The Health and Safety Executive (“HSE”) subsequently investigated the accident and found that there had been a number of health and safety breaches by Secure Measures Limited. Among other issues, the HSE found that Secure Measures Limited had carried out a risk assessment that identified measures that could control the risk associated with such work but that none of the control measures were followed. The HSE investigation recommended that Secure Measures Limited be prosecuted for a breach of the Health and Safety at Work etc Act 1974.

The case came to the Southwark Crown Court on 10 July 2015. Secure Measures Limited pleaded guilty to a breach of section 3(1) of the Health and Safety at Work etc Act 1974 and was fined £42,000, as well as being ordered to pay £8,000 in costs.
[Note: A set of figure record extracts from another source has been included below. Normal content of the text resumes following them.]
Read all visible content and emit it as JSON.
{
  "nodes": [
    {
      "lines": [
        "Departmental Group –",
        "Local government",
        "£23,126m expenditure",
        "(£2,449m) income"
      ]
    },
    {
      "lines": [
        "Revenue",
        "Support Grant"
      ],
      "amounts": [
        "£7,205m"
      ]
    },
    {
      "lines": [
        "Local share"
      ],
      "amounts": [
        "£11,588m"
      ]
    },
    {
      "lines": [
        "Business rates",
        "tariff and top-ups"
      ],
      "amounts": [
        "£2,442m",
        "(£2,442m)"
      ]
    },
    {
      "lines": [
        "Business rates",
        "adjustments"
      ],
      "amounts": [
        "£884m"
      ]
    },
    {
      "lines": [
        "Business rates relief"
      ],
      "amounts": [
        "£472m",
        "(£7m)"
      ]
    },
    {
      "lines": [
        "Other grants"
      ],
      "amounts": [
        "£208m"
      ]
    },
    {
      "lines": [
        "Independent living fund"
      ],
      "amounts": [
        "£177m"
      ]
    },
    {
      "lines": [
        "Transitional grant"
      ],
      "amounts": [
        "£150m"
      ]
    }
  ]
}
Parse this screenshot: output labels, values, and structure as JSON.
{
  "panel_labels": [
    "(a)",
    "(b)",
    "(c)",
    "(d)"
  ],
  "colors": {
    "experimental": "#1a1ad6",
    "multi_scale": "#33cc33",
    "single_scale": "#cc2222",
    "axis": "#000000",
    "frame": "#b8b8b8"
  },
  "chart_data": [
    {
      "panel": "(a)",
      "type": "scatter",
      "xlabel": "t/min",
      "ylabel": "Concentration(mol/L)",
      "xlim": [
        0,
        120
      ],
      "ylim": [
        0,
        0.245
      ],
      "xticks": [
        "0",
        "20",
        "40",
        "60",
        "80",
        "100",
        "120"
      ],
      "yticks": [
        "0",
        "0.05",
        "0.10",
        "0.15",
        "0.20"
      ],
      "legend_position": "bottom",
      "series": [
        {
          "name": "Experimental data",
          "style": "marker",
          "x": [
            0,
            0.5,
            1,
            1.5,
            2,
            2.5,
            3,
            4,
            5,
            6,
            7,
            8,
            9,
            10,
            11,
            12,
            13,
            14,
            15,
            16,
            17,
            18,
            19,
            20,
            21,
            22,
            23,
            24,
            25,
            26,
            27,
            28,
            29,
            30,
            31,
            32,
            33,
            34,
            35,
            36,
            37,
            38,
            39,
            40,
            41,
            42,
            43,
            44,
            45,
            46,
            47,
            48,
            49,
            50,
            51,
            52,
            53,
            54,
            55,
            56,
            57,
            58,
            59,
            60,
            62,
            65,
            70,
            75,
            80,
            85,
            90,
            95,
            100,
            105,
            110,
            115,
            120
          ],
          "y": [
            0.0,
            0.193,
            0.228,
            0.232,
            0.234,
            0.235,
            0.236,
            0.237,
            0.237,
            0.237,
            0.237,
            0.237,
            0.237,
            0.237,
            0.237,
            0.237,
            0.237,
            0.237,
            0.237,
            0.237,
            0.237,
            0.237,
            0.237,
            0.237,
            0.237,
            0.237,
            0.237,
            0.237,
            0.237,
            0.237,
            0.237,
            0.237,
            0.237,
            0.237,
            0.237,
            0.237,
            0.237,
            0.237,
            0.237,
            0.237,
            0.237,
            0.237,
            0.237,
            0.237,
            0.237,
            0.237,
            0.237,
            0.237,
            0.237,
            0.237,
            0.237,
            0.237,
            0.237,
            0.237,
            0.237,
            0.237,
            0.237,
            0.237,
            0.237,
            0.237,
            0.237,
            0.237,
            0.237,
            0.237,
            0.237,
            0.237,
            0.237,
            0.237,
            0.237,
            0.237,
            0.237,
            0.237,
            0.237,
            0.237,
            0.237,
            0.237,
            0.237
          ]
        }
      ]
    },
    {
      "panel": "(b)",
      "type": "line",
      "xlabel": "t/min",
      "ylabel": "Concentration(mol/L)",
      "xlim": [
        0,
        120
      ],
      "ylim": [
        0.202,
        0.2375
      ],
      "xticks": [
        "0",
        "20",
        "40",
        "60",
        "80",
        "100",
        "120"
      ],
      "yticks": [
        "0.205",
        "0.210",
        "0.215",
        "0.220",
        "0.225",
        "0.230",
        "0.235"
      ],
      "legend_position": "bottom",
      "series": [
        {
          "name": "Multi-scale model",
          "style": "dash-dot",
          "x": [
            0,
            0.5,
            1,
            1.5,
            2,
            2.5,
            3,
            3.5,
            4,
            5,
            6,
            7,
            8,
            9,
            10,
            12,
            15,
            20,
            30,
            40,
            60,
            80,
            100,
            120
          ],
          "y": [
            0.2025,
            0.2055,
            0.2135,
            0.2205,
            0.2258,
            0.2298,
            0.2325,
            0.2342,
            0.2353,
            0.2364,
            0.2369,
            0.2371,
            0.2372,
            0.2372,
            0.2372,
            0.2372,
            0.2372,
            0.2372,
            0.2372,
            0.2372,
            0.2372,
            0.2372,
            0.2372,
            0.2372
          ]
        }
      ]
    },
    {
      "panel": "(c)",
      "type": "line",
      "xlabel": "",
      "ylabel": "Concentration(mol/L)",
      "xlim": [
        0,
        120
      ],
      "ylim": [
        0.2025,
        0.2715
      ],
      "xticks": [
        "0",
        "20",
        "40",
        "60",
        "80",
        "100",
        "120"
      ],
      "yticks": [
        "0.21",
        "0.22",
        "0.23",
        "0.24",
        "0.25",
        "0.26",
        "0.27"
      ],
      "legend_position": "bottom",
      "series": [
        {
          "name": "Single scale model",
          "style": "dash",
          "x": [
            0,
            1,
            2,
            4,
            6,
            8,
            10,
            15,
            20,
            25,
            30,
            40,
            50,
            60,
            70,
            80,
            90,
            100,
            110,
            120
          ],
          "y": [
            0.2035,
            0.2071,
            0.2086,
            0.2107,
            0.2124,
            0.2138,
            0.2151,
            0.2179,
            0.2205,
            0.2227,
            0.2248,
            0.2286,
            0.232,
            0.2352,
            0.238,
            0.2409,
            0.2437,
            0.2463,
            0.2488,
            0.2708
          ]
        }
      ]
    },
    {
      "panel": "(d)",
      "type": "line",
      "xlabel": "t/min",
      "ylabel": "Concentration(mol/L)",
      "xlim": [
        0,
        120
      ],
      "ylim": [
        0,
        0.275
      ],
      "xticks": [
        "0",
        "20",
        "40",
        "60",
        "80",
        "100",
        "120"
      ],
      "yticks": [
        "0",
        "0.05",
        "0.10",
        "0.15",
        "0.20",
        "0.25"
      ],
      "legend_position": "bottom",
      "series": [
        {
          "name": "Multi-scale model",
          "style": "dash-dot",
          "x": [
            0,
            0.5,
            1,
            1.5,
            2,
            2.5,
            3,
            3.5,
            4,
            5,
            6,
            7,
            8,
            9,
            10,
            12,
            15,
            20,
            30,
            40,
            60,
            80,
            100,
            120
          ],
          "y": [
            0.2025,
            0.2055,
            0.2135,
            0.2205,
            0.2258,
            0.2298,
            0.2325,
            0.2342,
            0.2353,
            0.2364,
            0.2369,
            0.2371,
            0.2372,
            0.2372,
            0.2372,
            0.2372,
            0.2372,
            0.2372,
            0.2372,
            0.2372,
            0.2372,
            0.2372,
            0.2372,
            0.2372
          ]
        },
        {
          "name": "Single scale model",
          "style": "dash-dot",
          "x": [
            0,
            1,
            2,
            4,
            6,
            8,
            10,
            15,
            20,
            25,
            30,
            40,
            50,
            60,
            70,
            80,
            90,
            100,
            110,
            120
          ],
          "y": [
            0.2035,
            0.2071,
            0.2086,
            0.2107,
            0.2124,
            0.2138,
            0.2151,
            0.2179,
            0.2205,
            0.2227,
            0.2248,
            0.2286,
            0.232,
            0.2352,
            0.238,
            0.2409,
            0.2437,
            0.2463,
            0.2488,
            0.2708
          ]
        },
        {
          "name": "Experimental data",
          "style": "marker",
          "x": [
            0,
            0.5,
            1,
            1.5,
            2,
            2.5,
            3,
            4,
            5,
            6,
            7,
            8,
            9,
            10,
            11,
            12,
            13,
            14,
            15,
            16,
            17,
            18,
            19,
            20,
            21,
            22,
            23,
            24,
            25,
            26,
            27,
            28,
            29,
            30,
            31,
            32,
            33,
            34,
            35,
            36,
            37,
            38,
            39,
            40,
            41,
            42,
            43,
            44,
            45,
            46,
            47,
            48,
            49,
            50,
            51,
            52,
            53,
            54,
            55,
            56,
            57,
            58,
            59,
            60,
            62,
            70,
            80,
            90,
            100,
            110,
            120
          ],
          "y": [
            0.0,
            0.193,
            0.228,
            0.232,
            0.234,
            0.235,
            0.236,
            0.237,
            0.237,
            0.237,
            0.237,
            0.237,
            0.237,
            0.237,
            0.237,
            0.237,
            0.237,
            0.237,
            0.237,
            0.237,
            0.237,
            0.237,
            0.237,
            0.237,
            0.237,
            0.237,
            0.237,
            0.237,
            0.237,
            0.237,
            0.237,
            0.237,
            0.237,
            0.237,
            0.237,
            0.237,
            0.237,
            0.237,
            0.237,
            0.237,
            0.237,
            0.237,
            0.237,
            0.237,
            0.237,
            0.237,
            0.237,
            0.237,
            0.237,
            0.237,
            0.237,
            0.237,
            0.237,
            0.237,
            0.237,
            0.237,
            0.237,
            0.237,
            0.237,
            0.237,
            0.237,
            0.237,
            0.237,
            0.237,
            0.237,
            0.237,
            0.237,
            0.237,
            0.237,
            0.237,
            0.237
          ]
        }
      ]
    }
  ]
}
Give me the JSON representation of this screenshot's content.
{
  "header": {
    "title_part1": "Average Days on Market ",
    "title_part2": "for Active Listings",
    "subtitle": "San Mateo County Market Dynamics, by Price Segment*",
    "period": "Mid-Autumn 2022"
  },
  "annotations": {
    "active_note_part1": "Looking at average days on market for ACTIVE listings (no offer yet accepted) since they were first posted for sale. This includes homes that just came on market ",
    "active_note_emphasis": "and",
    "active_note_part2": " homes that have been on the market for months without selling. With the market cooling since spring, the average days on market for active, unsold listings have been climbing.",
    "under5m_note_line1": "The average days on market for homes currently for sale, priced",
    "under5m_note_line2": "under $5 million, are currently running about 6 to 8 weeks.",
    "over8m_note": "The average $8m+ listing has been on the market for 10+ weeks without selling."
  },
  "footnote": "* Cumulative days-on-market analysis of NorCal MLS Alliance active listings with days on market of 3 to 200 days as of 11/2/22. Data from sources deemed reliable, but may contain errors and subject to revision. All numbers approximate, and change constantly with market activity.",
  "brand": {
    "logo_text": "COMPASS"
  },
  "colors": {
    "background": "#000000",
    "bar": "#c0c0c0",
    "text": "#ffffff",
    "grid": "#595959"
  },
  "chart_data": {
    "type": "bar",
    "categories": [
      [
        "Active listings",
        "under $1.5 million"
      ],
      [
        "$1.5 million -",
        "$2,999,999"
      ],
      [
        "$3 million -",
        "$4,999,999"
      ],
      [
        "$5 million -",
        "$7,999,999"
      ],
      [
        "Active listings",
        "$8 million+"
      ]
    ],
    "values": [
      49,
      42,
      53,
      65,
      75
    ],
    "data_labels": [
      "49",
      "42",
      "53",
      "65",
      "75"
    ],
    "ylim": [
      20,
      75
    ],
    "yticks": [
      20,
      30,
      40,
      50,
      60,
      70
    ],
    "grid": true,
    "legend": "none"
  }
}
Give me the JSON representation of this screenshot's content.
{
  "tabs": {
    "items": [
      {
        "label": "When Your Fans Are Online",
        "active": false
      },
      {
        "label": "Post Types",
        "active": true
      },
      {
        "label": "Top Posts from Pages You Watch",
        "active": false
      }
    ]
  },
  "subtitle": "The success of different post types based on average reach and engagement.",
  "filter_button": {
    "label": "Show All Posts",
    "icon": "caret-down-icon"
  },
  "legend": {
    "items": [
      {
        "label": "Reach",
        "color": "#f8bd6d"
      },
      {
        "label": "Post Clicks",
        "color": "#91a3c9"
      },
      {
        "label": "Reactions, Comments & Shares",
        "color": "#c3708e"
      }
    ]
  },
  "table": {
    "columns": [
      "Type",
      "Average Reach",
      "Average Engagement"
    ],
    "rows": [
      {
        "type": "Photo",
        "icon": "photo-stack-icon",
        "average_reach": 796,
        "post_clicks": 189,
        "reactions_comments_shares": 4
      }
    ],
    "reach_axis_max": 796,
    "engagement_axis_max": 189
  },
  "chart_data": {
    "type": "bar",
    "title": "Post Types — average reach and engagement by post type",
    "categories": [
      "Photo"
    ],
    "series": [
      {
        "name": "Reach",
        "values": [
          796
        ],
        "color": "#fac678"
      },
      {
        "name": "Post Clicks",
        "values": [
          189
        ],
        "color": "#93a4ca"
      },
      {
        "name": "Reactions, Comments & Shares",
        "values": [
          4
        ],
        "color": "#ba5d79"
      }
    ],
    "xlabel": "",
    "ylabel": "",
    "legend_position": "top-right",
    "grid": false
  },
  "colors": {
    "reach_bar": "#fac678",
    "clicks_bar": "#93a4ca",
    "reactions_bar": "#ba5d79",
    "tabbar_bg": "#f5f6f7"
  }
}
HSE inspector Matt Raine commented after the judgment of the court: “I would hope this HSE prosecution, and the fine imposed by the court, will be a reminder to employers to ensure that work is always planned, risks are identified and where proportionate measures are identified that can reduce the risk, these are followed.”

Chris Hadrill, a solicitor at Redmans, commented on the case: “Employers should always undertake risk assessments to ensure that any risks are identified and that measures are taken to protect against any dangers – a failure to do so by employers could potentially result in not only civil lawsuits but also criminal prosecutions, as in this case.”